The handbook addresses not just ecological impacts, but also impacts on culturally significant species for Traditional Owners, and includes guidance for proponents on how to embed cultural values in projects through partnerships.

Wind turbine in the Smøla wind‐power plant with painted rotor blade (May et al., 2020) via Vulture Conservation Foundation


What’s in the handbook?

The handbook provides guidance for proponents and decision makers about how to manage impacts on Victorian bird and bat species from renewable energy development. It has principles, offers a risk-based approach to impacts, and describes methods by proponents to reduce impacts using mitigation hierarchy. The handbook has species specific guidance for brolga and five bat species identified as ‘of concern’. It outlines avoidance, minimisation and mitigation measures and compensation – which must be used as a last resort. 

The finalised brolga guidance has been welcomed by the industry as a key step in resolving the maze of ‘interim guides’ that led to delays in decision-making.

Key principles outlined in the handbook include:

  • Renewable energy development should be encouraged in areas with lower impact on biodiversity
  • Biodiversity impacts from renewable energy developments should be avoided, minimised and mitigated to the maximum extent practicable
  • Only after the avoid, minimise and mitigate steps of the mitigation hierarchy have been applied to the maximum extent practicable can compensatory measures be considered to manage residual impacts.
  • Robust, transparent and accessible monitoring, reporting and adaptive management requirements should be required for renewable energy facilities

The handbook outlines some options for minimisation measures including configuration of turbines on the site, buffer zones and scheduling of construction activity.

It also outlines some potential mitigation measures that can be employed at wind farms, including: 

  • Low wind speed curtailment and smart curtailment such as including radar, thermal/infrared cameras, visual detection cameras (like IdentiFlight which we’ve talked about previously), weather radar or acoustic detectors. 
  • Increasing the visibility of infrastructure to warn bird species of its presence
  • Preventing turbines from spinning below below the manufacturer cut-in speed
  • Installing acoustic deterrent devices 
  • Adjusting turbine height 
  • Modifying fencing to minimise barrier effects
  • Configuration of electricity transmission lines

Supporting targeted research for future improvements

The Victorian Government is working with the Arthur Rylah Institute for Environmental Research (ARI) in pursuing a research agenda to plug the knowledge gaps that has informed the handbook, including:  

ARI are also pursuing parallel research projects that are ongoing such as buffer distance for bats. It’s worth having a look at their work. This research has been used to inform the Government’s Handbook for the development of renewable energy in Victoria. 

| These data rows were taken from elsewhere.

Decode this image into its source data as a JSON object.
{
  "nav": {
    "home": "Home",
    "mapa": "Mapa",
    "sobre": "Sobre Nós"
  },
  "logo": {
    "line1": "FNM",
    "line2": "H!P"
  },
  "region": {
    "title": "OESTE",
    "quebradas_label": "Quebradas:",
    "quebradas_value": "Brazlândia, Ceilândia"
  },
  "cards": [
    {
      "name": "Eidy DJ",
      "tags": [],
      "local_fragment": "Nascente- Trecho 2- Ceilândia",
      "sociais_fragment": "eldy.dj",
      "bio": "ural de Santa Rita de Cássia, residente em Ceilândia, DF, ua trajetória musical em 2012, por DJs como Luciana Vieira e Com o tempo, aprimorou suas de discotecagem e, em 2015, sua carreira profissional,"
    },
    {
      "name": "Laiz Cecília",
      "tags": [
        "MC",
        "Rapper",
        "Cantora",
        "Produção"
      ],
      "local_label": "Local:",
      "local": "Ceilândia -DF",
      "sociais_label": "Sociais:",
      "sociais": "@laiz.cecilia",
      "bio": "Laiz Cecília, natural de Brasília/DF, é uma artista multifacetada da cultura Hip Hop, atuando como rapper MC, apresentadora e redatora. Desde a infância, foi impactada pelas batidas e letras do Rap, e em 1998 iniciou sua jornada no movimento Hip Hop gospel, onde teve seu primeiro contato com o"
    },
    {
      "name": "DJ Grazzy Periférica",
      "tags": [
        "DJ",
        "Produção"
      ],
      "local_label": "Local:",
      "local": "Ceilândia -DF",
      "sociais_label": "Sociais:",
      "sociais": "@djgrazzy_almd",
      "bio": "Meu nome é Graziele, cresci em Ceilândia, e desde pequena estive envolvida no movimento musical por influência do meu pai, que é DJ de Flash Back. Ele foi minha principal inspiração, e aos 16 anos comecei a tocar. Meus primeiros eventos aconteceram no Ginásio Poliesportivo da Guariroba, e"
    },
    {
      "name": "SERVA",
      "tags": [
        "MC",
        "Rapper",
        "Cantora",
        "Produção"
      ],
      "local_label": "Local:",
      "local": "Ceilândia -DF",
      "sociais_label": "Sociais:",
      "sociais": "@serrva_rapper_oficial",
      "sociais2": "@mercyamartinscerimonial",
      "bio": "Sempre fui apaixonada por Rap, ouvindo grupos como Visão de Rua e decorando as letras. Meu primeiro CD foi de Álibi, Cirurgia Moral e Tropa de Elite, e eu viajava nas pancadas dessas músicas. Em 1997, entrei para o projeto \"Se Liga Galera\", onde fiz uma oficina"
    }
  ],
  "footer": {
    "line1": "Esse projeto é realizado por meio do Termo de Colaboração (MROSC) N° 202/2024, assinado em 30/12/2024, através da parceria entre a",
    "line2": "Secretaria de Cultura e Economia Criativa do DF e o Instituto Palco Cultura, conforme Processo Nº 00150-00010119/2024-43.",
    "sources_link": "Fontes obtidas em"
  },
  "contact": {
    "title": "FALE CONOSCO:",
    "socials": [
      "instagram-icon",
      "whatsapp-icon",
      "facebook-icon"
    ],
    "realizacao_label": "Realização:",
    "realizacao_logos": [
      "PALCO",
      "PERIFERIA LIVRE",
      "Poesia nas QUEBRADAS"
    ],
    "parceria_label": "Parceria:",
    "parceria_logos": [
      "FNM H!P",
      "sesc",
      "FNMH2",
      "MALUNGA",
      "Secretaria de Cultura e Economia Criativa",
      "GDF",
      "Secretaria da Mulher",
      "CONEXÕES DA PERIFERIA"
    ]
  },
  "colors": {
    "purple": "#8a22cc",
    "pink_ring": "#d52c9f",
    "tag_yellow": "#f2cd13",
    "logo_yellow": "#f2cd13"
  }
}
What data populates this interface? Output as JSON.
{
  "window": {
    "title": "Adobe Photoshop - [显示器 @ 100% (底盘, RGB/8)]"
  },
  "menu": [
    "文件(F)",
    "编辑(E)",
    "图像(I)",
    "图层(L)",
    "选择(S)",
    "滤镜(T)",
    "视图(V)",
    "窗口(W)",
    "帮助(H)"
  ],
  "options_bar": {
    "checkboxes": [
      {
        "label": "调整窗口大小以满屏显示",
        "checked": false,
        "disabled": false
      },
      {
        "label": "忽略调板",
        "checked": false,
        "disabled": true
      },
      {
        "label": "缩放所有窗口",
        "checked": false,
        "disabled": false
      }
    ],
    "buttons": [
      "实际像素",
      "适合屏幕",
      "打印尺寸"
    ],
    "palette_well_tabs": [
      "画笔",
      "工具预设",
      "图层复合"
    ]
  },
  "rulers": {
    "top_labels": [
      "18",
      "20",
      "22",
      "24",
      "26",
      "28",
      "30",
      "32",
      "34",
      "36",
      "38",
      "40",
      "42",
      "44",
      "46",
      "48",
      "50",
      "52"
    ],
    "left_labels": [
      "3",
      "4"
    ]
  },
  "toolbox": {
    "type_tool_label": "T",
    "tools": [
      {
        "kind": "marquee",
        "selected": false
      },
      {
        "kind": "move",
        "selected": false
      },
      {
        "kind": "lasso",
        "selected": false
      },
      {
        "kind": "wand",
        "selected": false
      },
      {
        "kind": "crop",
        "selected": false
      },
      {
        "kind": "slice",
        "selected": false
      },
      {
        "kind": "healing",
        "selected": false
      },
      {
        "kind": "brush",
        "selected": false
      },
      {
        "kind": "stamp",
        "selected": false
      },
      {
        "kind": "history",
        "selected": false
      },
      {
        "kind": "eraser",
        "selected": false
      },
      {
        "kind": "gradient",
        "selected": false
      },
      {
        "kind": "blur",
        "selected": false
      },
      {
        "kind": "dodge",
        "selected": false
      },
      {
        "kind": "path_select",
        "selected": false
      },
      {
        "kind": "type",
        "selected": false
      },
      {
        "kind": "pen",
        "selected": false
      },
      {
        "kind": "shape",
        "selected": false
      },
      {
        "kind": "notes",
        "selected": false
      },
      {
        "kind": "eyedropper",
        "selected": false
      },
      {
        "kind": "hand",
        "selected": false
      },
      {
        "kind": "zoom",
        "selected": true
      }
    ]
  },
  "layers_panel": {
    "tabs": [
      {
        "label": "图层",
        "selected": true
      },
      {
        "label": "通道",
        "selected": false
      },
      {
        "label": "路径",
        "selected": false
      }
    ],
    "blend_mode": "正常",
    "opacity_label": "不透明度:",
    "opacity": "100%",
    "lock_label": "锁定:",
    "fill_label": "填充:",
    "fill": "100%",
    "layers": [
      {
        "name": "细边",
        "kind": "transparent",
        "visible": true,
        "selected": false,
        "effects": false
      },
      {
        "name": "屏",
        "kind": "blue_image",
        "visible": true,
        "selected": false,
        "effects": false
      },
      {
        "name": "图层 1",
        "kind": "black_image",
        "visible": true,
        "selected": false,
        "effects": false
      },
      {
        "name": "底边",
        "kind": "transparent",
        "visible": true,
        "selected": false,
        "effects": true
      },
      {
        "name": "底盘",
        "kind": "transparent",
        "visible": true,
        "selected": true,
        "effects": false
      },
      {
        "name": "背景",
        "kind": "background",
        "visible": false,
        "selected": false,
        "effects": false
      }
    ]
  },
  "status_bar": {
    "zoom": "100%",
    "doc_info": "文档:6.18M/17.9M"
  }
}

Some questions still remain, such as how will the soon-to-be finalised Victorian Transmission Plan and this handbook interact with each other?

Also, how will the handbook interact with national environmental protection laws? New federal Environment Minister Murray Watt has indicated his plans to pick up reforms to our national environmental legislation, which are urgently needed to halt species and ecosystem decline and move us towards a nature positive future. Is this a standard that the guide will help to deliver?

Overall, we see the release of this handbook as a positive step forward in reducing impacts on Victorian bird and bat species from wind farms. We will keep an eye on any further action from this handbook and how its guidelines are implemented.